1

This regex matches "so" when it's preceded by a comma and a space:

(,\s)(so)

I want to do the opposite now. I want to tell the regex: don't match "so" if it's preceded by a comma and a space. I tried this (after seeing this SO question):

^(,\s)(so)

But now the regex doesn't match anything: https://regexr.com/4kgq8.

Note: I'm not trying to match beginning of the line.

alexchenco
  • 53,565
  • 76
  • 241
  • 413

3 Answers3

2

Or you can simply use alternation, if that'd be OK, with an expression without lookarounds such as:

, so|(\bso\b)

const regex = /, so|(\bso\b)/gmi;
const str = `So that 
so big that 
, so
and not , so
, so so`;
let m;

while ((m = regex.exec(str)) !== null) {
    // This is necessary to avoid infinite loops with zero-width matches
    if (m.index === regex.lastIndex) {
        regex.lastIndex++;
    }
    
    // The result can be accessed through the `m`-variable.
    m.forEach((match, groupIndex) => {
        console.log(`Found match, group ${groupIndex}: ${match}`);
    });
}

If you wish to explore/simplify/modify the expression, it's been explained on the top right panel of regex101.com.
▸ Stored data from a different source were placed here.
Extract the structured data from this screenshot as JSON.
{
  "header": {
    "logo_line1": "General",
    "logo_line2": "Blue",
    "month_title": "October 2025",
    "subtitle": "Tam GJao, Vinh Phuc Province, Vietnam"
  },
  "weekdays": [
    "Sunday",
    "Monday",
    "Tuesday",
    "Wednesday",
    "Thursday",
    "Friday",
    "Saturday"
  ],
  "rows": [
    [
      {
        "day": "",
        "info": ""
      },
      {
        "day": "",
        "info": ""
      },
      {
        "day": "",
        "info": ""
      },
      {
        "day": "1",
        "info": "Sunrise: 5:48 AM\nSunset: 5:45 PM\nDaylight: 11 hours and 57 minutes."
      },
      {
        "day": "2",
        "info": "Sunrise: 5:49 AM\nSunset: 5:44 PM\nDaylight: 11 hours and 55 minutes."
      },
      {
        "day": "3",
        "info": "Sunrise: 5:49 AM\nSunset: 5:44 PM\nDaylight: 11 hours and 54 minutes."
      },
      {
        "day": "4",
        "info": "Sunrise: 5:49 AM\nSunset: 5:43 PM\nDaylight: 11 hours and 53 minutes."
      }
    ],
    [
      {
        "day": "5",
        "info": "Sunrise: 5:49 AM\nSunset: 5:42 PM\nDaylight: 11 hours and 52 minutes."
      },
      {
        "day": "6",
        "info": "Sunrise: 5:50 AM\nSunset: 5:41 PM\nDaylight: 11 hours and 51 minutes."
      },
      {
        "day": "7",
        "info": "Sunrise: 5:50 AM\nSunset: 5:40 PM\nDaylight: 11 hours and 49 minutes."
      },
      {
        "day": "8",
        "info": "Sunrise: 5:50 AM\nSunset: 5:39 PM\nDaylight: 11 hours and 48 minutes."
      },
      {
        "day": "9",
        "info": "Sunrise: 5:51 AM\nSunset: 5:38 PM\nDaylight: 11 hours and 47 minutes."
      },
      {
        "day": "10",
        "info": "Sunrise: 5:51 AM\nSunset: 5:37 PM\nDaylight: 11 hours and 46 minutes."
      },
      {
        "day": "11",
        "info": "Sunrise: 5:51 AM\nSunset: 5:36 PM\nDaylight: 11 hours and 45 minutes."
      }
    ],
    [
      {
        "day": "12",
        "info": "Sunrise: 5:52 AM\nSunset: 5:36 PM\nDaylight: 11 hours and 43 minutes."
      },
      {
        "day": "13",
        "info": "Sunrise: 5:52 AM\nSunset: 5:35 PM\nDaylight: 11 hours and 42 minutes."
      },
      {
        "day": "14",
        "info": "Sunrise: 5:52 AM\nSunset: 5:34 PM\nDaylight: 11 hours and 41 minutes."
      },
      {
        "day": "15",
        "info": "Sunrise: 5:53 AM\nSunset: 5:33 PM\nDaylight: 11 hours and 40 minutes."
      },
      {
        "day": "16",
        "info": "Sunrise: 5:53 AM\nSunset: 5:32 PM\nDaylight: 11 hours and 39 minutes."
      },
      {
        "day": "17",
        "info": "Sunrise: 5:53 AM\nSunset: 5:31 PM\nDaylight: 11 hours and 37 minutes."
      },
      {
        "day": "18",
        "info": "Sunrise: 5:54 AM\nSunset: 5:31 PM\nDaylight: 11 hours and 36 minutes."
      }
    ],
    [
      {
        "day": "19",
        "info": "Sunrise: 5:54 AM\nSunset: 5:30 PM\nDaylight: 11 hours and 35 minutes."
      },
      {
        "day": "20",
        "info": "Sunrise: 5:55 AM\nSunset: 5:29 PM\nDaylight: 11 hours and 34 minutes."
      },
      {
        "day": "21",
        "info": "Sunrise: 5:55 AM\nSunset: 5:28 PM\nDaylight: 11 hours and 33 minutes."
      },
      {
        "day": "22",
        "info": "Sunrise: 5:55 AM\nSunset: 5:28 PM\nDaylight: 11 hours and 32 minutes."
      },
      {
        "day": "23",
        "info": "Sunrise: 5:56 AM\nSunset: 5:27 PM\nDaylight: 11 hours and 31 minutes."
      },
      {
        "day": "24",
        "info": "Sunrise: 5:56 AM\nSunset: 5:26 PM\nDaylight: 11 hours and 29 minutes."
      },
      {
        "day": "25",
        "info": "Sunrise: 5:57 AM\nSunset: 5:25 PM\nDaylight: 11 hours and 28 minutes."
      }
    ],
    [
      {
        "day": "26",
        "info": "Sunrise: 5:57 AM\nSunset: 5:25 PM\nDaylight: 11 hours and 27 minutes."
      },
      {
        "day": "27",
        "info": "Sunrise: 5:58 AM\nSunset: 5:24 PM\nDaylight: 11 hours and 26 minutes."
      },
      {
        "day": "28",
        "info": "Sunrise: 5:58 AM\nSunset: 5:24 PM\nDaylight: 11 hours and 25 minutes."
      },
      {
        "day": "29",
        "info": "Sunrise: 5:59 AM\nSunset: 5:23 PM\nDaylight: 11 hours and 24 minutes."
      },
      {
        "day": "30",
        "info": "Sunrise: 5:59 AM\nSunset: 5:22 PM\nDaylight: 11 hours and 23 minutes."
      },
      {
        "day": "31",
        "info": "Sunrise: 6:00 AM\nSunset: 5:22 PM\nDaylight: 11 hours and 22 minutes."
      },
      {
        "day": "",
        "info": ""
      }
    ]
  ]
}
If you'd like, you can also watch in this link, how it would match against some sample inputs.


Emma
  • 27,428
  • 11
  • 44
  • 69
1

As anubhava mentions in the comment, with negative lookbehind you could do /(?<!,\s)(so)/, which would match so that is not preceded by a comma and a space (and capturing so). This is a reverse from /(?<=,\s)(so)/, which matches so that is preceded by a comma and a space.

Your regexp /(,\s)(so)/ matches a comma, a space and so (and captures the comma and the space in one group, and so in another). The negation of that can be constructed using a negative lookahead, supported in all browsers, like so: /((?!,\s)..|^.?)(so)/ — it will match two characters (or less, if at the start of the string) that are not a comma and a space, then so (and capture both the non-comma-space preceding characters, and so).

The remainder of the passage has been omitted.